J.J.'s ambulance started with a purr that was definitely not standard emergency vehicle equipment. The orc gave some kind of signal to his partner, who climbed into the passenger seat with the trusting enthusiasm of someone who had no idea she was about to become an accessory to federal crimes.
"Daddy," Smokie said quietly, "what if some of them are just trying to have fun? Like, what if they're not really bad people? Mr. Snuggles says they look more confused than criminal."
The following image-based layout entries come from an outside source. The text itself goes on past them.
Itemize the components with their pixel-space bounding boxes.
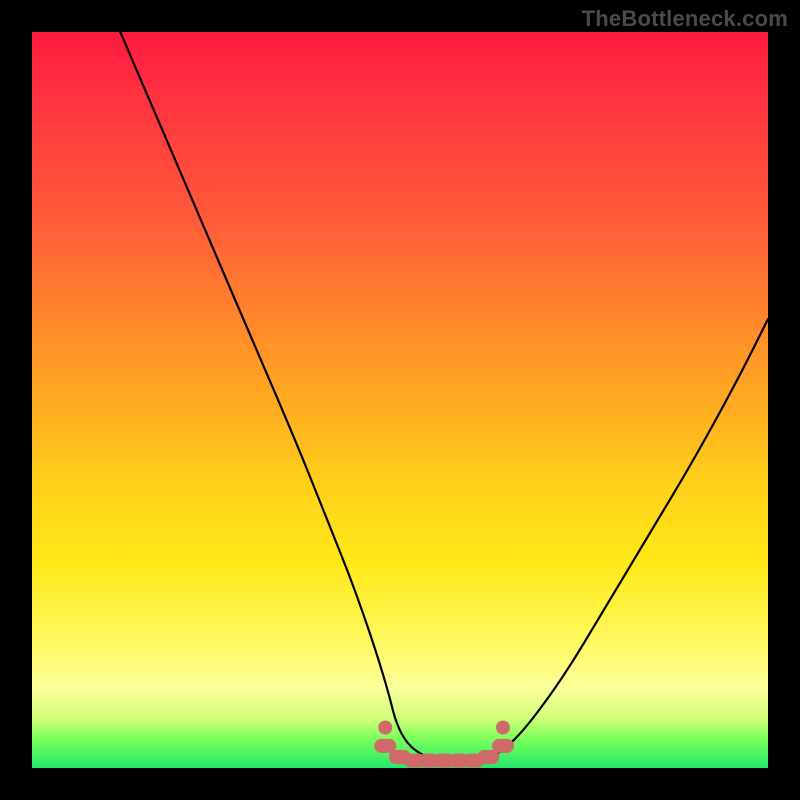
- valley-marker: [492, 739, 514, 753]
- valley-marker: [418, 754, 440, 768]
- valley-marker-end: [496, 721, 510, 735]
- valley-marker: [433, 754, 455, 768]
- plot-area: [32, 32, 768, 768]
- valley-marker-end: [378, 721, 392, 735]
- valley-marker: [374, 739, 396, 753]
- bottleneck-curve-line: [120, 32, 768, 761]
- valley-marker: [448, 754, 470, 768]
- valley-marker: [404, 754, 426, 768]
- valley-marker: [389, 750, 411, 764]
- valley-marker: [477, 750, 499, 764]
- valley-markers: [374, 721, 514, 768]
- bottleneck-curve-svg: [32, 32, 768, 768]
- chart-frame: TheBottleneck.com: [0, 0, 800, 800]
- watermark-text: TheBottleneck.com: [582, 6, 788, 32]
- valley-marker: [463, 754, 485, 768]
Grizz turned to stare at his son and the teddy bear. "The law don't care if they're having fun. Illegal is illegal, whether you're human, monster, or something in between that defies classification. You start making exceptions, and next thing you know, you got anarchy on your hands."
"Yes Daddy."
"Besides," Grizz added, turning back to watch the racers line up like contestants in the world's most dangerous game show, "that J.J. character made a fool out of me once. That makes this personal, and personal means I'm gonna enjoy every minute of bringing him to justice."
The garage doors rolled up completely, and one by one, the vehicles began pulling out onto 31st Street. No dramatic starting signal here, just a steady stream of suspicious vehicles leaving an auto garage at midnight and immediately exceeding every speed limit posted in the five boroughs.
"Gotcha, you law-breaking sumbitches." Grizz grinned. "Smokie, get on the radio and alert all units. The Cauldronball Run just officially became a criminal conspiracy, and Sheriff Grizzley T. Lawman is about to shut it down like a crooked poker game."
As they headed back to their patrol car, Grizz was already planning intercept routes and roadblocks. The Holland Tunnel, the Lincoln Tunnel, the George Washington Bridge, the Queensboro Bridge—he'd have them all covered with more law enforcement than a presidential motorcade.
"This time, that green sumbitch isn't going to escape," Grizz declared, climbing into their patrol car, which immediately began making the grinding noise that meant the transmission was held together by wishful thinking and prayer.
"This time, every freak and monster in that illegal race is going to learn that nobody—absolutely nobody—breaks the law in Sheriff Grizzley T.
Lawman's territory and gets away with it. "
"Hold on tight to Mr. Snuggles, boy," Grizz said as he fired up the patrol car, which coughed to life like a chain smoker on a cold morning. "We're about to show these supernatural speed demons what real law enforcement looks like."
As they pulled away from the curb, their patrol car trailing black smoke, Grizz felt the thrill of the chase beginning. This time, justice would prevail.
Even if he had to be in hot pursuit in a patrol car that sounded like a dying rhinoceros.